Re: [PATCH v4 3/9] mm: pagewalk: Don't split transhuge pmds when a pmd_entry is present

From: Linus Torvalds
Date: Wed Oct 09 2019 - 22:09:48 EST


On Wed, Oct 9, 2019 at 6:10 PM Thomas HellstrÃm (VMware)
<thomas_os@xxxxxxxxxxxx> wrote:
>
> Your original patch does exactly the same!

Oh, no. You misread my original patch.

Look again.

The logic in my original patch was very different.

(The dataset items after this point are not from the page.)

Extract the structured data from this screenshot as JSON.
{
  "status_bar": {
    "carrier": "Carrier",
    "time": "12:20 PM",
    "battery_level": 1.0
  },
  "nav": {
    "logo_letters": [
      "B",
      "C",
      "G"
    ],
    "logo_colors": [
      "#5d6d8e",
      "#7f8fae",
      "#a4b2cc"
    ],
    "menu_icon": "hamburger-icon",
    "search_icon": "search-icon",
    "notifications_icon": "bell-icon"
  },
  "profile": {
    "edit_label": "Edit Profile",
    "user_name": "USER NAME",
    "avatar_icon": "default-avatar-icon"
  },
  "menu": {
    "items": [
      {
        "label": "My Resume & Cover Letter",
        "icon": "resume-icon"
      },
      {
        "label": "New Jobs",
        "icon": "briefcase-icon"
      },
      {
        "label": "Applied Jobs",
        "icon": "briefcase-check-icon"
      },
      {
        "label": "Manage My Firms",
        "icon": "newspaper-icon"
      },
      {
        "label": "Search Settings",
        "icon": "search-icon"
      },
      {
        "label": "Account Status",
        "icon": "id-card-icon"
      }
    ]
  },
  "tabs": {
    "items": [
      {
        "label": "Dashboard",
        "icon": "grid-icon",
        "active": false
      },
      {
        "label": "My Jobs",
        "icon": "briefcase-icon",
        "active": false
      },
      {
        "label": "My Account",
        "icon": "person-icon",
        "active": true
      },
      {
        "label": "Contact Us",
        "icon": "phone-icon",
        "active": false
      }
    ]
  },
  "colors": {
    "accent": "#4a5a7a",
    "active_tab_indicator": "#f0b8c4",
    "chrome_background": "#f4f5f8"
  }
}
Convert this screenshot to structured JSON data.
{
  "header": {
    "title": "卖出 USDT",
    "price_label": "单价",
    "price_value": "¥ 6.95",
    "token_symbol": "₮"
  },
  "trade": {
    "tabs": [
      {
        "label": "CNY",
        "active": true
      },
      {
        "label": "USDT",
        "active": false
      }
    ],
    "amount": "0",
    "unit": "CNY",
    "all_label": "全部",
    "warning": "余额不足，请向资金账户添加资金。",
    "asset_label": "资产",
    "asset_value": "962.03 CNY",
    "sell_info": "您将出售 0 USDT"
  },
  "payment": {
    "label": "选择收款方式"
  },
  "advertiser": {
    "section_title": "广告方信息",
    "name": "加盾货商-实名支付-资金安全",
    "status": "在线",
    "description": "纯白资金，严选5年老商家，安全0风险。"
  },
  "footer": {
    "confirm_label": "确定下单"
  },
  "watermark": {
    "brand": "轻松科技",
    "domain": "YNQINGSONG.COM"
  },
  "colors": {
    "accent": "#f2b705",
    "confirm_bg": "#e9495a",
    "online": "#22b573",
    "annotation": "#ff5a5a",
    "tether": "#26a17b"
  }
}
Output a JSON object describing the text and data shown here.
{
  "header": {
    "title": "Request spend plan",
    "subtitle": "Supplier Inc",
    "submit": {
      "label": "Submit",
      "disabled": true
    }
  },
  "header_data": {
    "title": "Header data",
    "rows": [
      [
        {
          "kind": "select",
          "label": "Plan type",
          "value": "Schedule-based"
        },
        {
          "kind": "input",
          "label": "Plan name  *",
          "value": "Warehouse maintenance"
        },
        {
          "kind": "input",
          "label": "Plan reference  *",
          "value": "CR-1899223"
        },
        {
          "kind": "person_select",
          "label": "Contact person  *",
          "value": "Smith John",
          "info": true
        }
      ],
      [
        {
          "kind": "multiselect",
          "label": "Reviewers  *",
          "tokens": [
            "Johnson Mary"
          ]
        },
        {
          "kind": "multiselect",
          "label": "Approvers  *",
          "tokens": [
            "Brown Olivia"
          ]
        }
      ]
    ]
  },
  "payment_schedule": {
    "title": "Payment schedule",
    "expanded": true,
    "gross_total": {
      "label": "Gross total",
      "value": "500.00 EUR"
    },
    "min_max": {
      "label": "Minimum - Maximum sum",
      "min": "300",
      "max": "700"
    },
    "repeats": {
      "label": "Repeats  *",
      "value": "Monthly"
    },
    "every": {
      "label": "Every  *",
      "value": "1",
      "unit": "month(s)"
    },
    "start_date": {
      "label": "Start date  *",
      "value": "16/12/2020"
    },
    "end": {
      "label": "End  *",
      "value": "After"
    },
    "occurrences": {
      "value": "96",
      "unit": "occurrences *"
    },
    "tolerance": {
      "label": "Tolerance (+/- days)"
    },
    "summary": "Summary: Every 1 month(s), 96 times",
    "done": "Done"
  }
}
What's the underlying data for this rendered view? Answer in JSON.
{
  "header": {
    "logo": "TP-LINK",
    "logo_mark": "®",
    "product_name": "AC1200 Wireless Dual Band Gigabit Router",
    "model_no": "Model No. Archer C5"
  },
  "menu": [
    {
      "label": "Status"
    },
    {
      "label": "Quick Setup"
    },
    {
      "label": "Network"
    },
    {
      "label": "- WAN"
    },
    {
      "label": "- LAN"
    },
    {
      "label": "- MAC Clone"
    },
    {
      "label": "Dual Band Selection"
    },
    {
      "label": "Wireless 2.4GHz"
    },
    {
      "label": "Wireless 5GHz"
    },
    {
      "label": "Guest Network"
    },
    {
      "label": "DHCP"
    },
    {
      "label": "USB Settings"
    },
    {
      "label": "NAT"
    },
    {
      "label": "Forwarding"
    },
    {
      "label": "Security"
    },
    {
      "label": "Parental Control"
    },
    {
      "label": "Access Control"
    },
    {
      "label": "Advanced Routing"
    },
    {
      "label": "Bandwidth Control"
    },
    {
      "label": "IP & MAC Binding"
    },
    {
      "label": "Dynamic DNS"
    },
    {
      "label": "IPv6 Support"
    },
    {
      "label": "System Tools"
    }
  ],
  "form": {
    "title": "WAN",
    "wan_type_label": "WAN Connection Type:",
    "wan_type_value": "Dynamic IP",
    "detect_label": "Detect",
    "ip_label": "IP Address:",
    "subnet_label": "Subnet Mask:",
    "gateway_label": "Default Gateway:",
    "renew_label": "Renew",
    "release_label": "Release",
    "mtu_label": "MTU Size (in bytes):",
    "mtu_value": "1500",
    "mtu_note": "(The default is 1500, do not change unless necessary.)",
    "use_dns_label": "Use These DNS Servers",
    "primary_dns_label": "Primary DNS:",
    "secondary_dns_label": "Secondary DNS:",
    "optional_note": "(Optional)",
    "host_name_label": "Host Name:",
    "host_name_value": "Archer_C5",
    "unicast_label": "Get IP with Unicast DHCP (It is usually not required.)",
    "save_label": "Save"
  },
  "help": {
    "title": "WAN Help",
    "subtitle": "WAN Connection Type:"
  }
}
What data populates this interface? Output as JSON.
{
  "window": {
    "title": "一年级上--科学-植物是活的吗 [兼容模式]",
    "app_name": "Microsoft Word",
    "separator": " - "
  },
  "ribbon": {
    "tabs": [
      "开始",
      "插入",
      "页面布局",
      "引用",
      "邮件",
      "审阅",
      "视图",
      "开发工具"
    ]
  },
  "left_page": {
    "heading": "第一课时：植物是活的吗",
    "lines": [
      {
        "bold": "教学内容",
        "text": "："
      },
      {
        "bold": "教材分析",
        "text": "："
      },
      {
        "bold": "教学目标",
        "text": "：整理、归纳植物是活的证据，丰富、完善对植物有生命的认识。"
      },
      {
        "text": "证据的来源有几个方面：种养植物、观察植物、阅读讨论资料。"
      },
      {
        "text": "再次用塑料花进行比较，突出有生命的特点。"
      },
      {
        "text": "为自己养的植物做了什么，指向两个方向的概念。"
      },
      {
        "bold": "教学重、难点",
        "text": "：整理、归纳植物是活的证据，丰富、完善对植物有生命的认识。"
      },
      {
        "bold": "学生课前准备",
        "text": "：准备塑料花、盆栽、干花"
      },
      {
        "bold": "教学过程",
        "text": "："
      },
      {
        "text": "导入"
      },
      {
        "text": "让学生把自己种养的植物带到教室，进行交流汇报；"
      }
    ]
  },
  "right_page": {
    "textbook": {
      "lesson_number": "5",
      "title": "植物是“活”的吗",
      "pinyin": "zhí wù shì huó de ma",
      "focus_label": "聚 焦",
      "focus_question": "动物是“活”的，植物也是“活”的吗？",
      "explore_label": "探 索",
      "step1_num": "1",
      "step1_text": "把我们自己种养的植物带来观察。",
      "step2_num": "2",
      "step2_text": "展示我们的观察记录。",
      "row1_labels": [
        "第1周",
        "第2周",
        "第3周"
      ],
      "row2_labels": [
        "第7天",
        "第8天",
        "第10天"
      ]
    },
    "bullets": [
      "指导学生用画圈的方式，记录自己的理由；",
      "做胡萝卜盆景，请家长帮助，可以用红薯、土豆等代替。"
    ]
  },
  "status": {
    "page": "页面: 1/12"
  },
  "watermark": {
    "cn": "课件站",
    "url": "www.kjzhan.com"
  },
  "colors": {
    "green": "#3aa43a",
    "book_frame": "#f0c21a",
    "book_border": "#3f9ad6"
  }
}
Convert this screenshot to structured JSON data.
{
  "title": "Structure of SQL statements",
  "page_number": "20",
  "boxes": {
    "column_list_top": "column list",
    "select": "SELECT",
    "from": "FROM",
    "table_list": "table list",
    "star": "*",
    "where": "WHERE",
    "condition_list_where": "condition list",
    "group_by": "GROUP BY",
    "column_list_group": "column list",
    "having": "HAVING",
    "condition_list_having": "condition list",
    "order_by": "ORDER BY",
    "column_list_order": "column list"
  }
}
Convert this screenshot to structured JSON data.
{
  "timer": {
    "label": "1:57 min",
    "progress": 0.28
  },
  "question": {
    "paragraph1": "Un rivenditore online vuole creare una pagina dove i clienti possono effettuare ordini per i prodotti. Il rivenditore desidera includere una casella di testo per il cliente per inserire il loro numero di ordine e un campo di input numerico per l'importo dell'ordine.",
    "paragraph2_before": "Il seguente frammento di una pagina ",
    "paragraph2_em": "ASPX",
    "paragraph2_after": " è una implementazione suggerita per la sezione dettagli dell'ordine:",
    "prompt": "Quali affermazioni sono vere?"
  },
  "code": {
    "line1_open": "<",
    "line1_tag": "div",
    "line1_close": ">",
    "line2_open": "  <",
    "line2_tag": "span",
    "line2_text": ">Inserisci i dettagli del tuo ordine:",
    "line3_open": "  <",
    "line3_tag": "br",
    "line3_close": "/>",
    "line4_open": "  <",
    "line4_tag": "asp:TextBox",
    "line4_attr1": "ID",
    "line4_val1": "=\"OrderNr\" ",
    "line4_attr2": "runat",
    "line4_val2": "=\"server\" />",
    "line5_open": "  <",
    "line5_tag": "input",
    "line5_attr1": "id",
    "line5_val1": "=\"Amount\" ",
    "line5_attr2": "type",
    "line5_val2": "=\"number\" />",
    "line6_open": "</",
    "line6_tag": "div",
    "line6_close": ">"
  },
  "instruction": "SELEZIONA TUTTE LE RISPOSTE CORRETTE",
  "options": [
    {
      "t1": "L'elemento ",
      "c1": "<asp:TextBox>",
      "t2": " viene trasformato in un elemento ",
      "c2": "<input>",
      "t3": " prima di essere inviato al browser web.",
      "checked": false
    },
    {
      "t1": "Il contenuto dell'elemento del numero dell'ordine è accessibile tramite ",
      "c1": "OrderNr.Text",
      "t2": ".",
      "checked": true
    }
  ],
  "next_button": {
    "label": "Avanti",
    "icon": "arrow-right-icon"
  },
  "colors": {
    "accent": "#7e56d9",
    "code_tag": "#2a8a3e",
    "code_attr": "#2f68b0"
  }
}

It said that

- *if* we have a pmd_entry function, then we obviously call that one.

And if - after calling the pmd_entry function - we are still a
hugepage, then we skip the pte_entry case entirely.

And part of skipping is obviously "don't split" - but it never had
that "don't split and then call the pte walker" case.

- and if we *don't* have a pmd_entry function, but we do have a
pte_entry function, then we always split before calling it.

Notice the difference?

So instead of looking at the return value of the pmd_entry() function,
the approach of that suggested patch was to basically say that if the
pmd_entry function wants us to go another level deeper and it was a
hugepmd, it needed to split the pmd to make that happen.

That's actually very different from what your patch did. My original
patch never tried to walk the pte level without having one - either it
*checked* that it had one, or it split.

But I see where you might have misread the patch, particularly if you
only looked at it as a patch, not as the end result of the patch.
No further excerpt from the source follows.